Making Error Analysis a Focus
If we’re going to integrate radiology AI responsibly into clinical workflows, evaluation must move beyond aggregate metrics. A more clinically aligned approach would include systematic categorization of false positives and false negatives, stratification by pathology prevalence and clinical context, analysis of performance in device heavy and post-operative studies, evaluation under simulated distribution shifts, and comparative assessment of AI alone, human alone, and AI assisted performance. These subgroup analyses need to be adequately powered; indeed, stratifying by clinical context only matters if the sample sizes within each stratum are large enough to support reliable conclusions. Otherwise, the breakdown is just noise dressed up as rigor.
These analyses shouldn’t be relegated to the supplemental material. They should be central to model validation. Understanding where a model breaks down is what enables bounded trust. When clinicians know where a system performs reliably and where it’s vulnerable, they can use it appropriately.

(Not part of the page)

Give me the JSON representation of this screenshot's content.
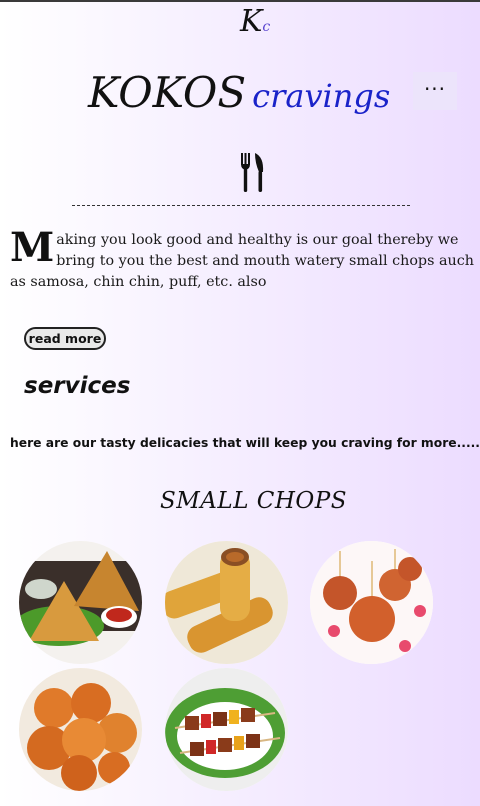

Trust Through Transparency
Resistance to AI in radiology often gets misinterpreted as resistance to innovation. Really, resistance reflects a deep understanding of clinical fragility; radiologists work in environments where small diagnostic deviations carry significant downstream consequences. A superior AUC shouldn’t convince a radiologist of a model’s reliability. Real trust in AI is built on transparency about each model’s limitations.
A mature evaluation paradigm treats error analysis not as a post hoc explanation, but as a primary endpoint. It emphasizes degradation curves, boundary conditions, and failure maps. It asks not just “How accurate is this model?” but “Under what conditions does performance deteriorate?” and “How does this interact with human oversight?”
Accuracy is a starting point. Understanding the structure of failure is what enables safe deployment.
Rohit Reddy is a PGY-3 integrated DR/IR resident at the University of Miami and current resident research director for the Department of IR. He is currently working on automated post-acute care coordination and implications of generalist medical image interpretation. A past DREAM Scholarship recipient, his 50+ publications span AI in medicine, medical education, IR, and men’s health. He also serves on the Trainee Editorial Board for Radiology: Artificial Intelligence.